Yves Emery: Ces acteurs offrent de nombreuses prestations pour assurer la sécurité des collaborateurs externes. Il peut s’agir d’acteurs privés ou publics d’ailleurs. Dans le modèle nordique par exemple, les entreprises peuvent résilier facilement les rapports de travail, mais il y a des politiques publiques généreuses en matière de transition de carrière et de formation. C’est ce qu’on appelle la flexisecurity.
François Gonin: L’apparition de ces intermédiaires n’est pas anodine. Combien de cadres et de DRH finissent leur carrière dans leur fonction?
De moins en moins?
François Gonin: Oui, c’est mon hypothèse. La pression devient telle à partir de cinquante ans que de nombreux cadres se retrouvent au tapis. J’ai plusieurs connaissances qui se sont fait licencier à 56, 57 ans. C’étaient pourtant des profils très qualifiés et expérimentés! Pour s’en sortir, ils sont contraints de devenir consultants. Je vois aussi de nombreux cadres RH qui vivent mal les valeurs de l’entreprise et décident de se mettre à leur compte. Du coup, l’apparition de ces intermédiaires est aussi une solution pour ces cadres bien qualifiés et expérimentés, mais qui ne peuvent plus ou ne veulent plus travailler en entreprise.

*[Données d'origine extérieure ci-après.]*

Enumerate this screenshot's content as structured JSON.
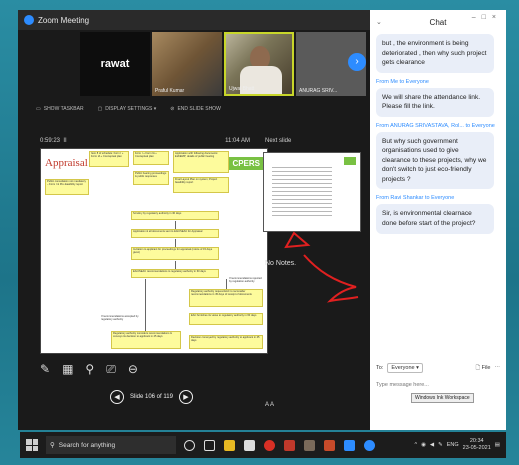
{
  "window": {
    "title": "Zoom Meeting"
  },
  "participants": [
    {
      "label": "rawat"
    },
    {
      "label": "Praful Kumar"
    },
    {
      "label": "Ujwal Bhatt"
    },
    {
      "label": "ANURAG SRIV..."
    }
  ],
  "toolbar": {
    "show_taskbar": "SHOW TASKBAR",
    "display_settings": "DISPLAY SETTINGS ▾",
    "end_slide_show": "END SLIDE SHOW"
  },
  "presenter": {
    "elapsed": "0:59:23",
    "pause_icon": "II",
    "clock": "11:04 AM",
    "next_slide_label": "Next slide",
    "notes": "No Notes.",
    "slide_counter": "Slide 106 of 119",
    "font_toggle": "A  A"
  },
  "slide": {
    "title": "Appraisal",
    "badge": "CPERS",
    "boxes": [
      "Item 8 of schedule: Form I + Form IA + Conceptual plan",
      "Form I + Form IA + Conceptual plan",
      "Application with following documents: EIA/EMP; details of public hearing",
      "Public consultation not mandatory – Form I & Pre-feasibility report",
      "Public hearing proceedings & public responses",
      "Final Layout Plan on system; Project feasibility report",
      "Scrutiny by regulatory authority in 30 days",
      "Application & all documents sent to EAC/SEAC for Appraisal",
      "Invitation to applicant for proceedings for appraisal (notice of 15 days given)",
      "EAC/SEAC recommendations to regulatory authority in 60 days",
      "Regulatory authority request EAC to reconsider recommendations in 45 days of receipt of documents",
      "EAC furnishes its views to regulatory authority in 60 days",
      "Regulatory authority considers recommendations & conveys its decision to applicant in 45 days",
      "Decision conveyed by regulatory authority to applicant in 45 days"
    ],
    "side_notes": [
      "If recommendations rejected by regulation authority",
      "If recommendations accepted by regulatory authority"
    ]
  },
  "chat": {
    "title": "Chat",
    "messages": [
      {
        "from": "",
        "to": "",
        "text": "but , the environment is being deteriorated , then why such project gets clearance"
      },
      {
        "from": "Me",
        "to": "Everyone",
        "text": "We will share the attendance link. Please fill the link."
      },
      {
        "from": "ANURAG SRIVASTAVA, Rol...",
        "to": "Everyone",
        "text": "But why such government organisations used to give clearance to these projects, why we don't switch to just eco-friendly projects ?"
      },
      {
        "from": "Ravi Shankar",
        "to": "Everyone",
        "text": "Sir, is environmental clearnace done before start of the project?"
      }
    ],
    "from_prefix": "From",
    "to_word": "to",
    "to_label": "To:",
    "to_value": "Everyone ▾",
    "file_label": "File",
    "input_placeholder": "Type message here..."
  },
  "tooltip": "Windows Ink Workspace",
  "taskbar": {
    "search_placeholder": "Search for anything",
    "lang": "ENG",
    "time": "20:34",
    "date": "23-05-2021"
  }
}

Ces situations que vous décrivez semblent être de plus en plus courantes pour les 50+ ?
François Gonin: Oui, ces scénarios deviennent de plus en plus fréquents alors qu’ils étaient l’exception il y a vingt ans. Comprenez-moi bien, je suis heureux qu’il existe des solutions qui répondent à leurs besoins, mais je n’aimerais pas qu’on croie que ces situations sont toujours choisies. Cela m’interroge énormément. Les médias parlent de cette fin du salariat comme quelque chose d’inéluctable, or c’est aller droit dans le mur pour une majorité d’employés. Il s’agit plutôt d’interroger cette tendance avec un regard critique.
Valérie Müller: Le taux d’emploi des 50+ reste élevé en Suisse. Malheureusement, certaines mesures, comme les rentes-ponts, risquent de le faire baisser, en encouragent les départs anticipés.
Antonina Munafo: Nous revenons au début de cette interview: ces nouvelles formes d’emploi sont relativement peu développées en Suisse et je constate que ces modèles sont surtout destinés aux jeunes qui ont de la peine à rentrer sur le marché du travail ou aux 50+ qui ont du mal à y rester.
Yves Emery: Oui. C’est important de différencier le slasheur qui cumule plusieurs activités, parce qu’il a envie de diversité et de soigner son équilibre de vie, de la personne qui y est contrainte pour garder la tête hors de l’eau. Vu de loin, on peut croire que ces situations se ressemblent alors que ce sont deux réalités très différentes. Du côté des employeurs, c’est là également que se situe la différence entre les bonnes pratiques et les pratiques à éviter.